Cardiac Ct - Radiographer Flashcards
Pros of cardiac CT
Minimally invasive
Quick
Relatively cheap compared to the cath lab
Ability to visualise non-flow limiting plaques
Low dose compared to cath lab
Cons of CT
Unable to precede to treatment
Struggles with fast/irregular heart rate
? Functional info
What are the clinical indications for cardiac CT
- Family history of heart disease
*atypical chest pain (negative tropin)
*previous stents
*previous grafts
*planning for ablation therapy
What are the contraindications for cardiac CT
~ arrhythmia or bradycardia
~ contrast contraindications
~ asthma - uncontrolled
What is the flow rate through the canula
7-8 mls/sec
Green or bigger (18 G)
What does mAs equal ?
Ma X time
What does a lower mAs give?
Higher noise
What are the two possible phases of the cardiac cycle that we can scan during?
End diastole ( preferred)
End systole ( can be used in patients with faster HRs)
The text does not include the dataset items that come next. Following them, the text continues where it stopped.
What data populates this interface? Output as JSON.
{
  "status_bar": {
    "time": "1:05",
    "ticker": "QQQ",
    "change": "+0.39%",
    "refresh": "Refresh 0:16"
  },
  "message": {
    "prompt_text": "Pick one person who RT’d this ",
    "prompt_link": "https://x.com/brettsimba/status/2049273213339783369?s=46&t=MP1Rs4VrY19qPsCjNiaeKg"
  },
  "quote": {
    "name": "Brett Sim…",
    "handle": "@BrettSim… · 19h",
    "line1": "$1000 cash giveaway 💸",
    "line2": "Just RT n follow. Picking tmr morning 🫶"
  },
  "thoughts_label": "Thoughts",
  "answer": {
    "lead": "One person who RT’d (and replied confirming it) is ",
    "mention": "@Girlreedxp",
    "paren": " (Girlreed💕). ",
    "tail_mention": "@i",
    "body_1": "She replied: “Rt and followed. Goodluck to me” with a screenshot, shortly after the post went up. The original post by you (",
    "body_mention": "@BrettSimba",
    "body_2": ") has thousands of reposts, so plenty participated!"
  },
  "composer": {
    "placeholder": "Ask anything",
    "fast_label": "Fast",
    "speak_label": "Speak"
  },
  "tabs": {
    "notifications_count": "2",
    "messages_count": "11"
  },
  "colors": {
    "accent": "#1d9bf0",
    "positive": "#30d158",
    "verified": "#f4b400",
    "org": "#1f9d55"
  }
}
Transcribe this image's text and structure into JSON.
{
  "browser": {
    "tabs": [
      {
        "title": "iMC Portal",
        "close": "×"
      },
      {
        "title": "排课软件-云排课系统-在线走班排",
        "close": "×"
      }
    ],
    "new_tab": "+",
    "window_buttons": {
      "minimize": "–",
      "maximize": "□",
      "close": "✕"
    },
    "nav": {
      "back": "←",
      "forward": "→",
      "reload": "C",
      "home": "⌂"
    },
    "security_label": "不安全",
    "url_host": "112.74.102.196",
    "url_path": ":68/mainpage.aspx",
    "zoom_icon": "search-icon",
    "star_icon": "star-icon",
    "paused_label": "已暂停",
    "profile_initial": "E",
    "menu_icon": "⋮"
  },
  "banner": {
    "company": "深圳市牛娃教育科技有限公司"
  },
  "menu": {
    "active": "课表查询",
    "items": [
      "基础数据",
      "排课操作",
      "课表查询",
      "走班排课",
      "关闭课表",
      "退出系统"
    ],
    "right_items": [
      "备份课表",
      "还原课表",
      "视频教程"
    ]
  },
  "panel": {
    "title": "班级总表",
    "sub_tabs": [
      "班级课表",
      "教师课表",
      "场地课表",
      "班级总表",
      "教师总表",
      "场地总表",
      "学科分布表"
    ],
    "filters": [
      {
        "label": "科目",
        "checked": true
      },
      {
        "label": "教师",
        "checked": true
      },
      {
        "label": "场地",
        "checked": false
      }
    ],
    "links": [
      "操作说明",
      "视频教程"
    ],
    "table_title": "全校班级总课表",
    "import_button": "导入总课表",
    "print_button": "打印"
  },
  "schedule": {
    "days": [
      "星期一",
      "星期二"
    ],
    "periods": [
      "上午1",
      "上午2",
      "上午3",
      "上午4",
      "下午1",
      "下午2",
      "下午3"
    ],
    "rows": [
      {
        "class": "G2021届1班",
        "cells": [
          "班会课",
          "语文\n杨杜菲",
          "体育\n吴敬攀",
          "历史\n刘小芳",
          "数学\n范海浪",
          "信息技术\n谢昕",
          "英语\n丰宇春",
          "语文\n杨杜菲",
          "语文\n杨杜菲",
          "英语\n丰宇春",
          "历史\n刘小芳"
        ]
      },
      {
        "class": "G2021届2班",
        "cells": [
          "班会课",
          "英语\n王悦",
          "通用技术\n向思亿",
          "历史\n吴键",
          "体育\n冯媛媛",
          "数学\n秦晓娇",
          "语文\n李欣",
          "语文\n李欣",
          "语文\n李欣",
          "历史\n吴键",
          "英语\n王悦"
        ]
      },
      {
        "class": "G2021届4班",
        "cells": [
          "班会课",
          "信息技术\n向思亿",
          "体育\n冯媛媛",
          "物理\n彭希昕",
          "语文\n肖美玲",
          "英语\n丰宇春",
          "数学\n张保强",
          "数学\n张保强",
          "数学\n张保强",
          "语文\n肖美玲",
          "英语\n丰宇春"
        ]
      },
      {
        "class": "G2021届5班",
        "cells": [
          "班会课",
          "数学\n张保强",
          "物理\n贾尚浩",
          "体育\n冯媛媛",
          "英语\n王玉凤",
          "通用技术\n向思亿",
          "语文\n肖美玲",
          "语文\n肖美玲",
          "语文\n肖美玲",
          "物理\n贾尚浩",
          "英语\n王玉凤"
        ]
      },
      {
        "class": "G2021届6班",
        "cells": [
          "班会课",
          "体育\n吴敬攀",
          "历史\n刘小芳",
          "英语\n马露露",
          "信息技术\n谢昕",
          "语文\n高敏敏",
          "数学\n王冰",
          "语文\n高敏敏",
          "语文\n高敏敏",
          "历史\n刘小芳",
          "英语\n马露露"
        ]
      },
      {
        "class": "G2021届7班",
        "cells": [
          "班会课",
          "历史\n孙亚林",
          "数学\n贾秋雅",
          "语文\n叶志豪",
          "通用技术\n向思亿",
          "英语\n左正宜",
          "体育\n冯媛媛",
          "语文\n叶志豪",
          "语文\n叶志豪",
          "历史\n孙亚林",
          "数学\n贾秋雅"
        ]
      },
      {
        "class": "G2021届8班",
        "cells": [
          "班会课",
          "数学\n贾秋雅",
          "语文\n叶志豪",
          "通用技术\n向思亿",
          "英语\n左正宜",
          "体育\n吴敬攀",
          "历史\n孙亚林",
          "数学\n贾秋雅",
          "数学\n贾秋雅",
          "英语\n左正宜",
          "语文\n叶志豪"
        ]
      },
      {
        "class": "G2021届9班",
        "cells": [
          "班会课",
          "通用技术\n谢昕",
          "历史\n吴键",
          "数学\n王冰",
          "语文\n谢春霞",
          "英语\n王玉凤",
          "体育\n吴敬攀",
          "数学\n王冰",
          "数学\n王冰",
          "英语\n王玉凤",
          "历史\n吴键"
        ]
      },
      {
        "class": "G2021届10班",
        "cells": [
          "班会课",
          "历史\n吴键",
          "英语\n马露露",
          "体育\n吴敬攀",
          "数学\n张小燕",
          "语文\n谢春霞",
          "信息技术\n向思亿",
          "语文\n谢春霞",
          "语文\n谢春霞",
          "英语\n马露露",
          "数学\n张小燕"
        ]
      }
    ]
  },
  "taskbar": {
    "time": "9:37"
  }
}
At what % of the R-R do we want to aim to scan at?
75%
What are the 3 scan modes?
~ Helical retrospective (no modulation)
~ Helical retrospective ( modulation)
~ Axial prospective
What do we need to consider before giving beta blockers?
- IV or Oral
- any contraindications
- Complete heart block
- Asthma
- heart failure
- other medications
How can we slow the Heart rate?
Beta blockers
Pt education
Environment
How can we scan faster?
Faster rotation speeds
2 tubes
Faster table movement ( for helical acquisition)
How does AF affect scanning? And any solutions?
The scanner predicts the next beat from the last. AF causes irregular rates so this messes with the scanner.
It’s ok if there is a constant rhythm
Solutions :
- Smart arrhythmia management (SAM)
- End systolic triggering
What are ectopic beats and how can they affect scanning?
What can we do to reduce their effects?
Ectopic beats are random unpredictable heart beats.
The machine can get confused as a Beat occurs when it’s not expecting one.
We can use ectopic rejection software.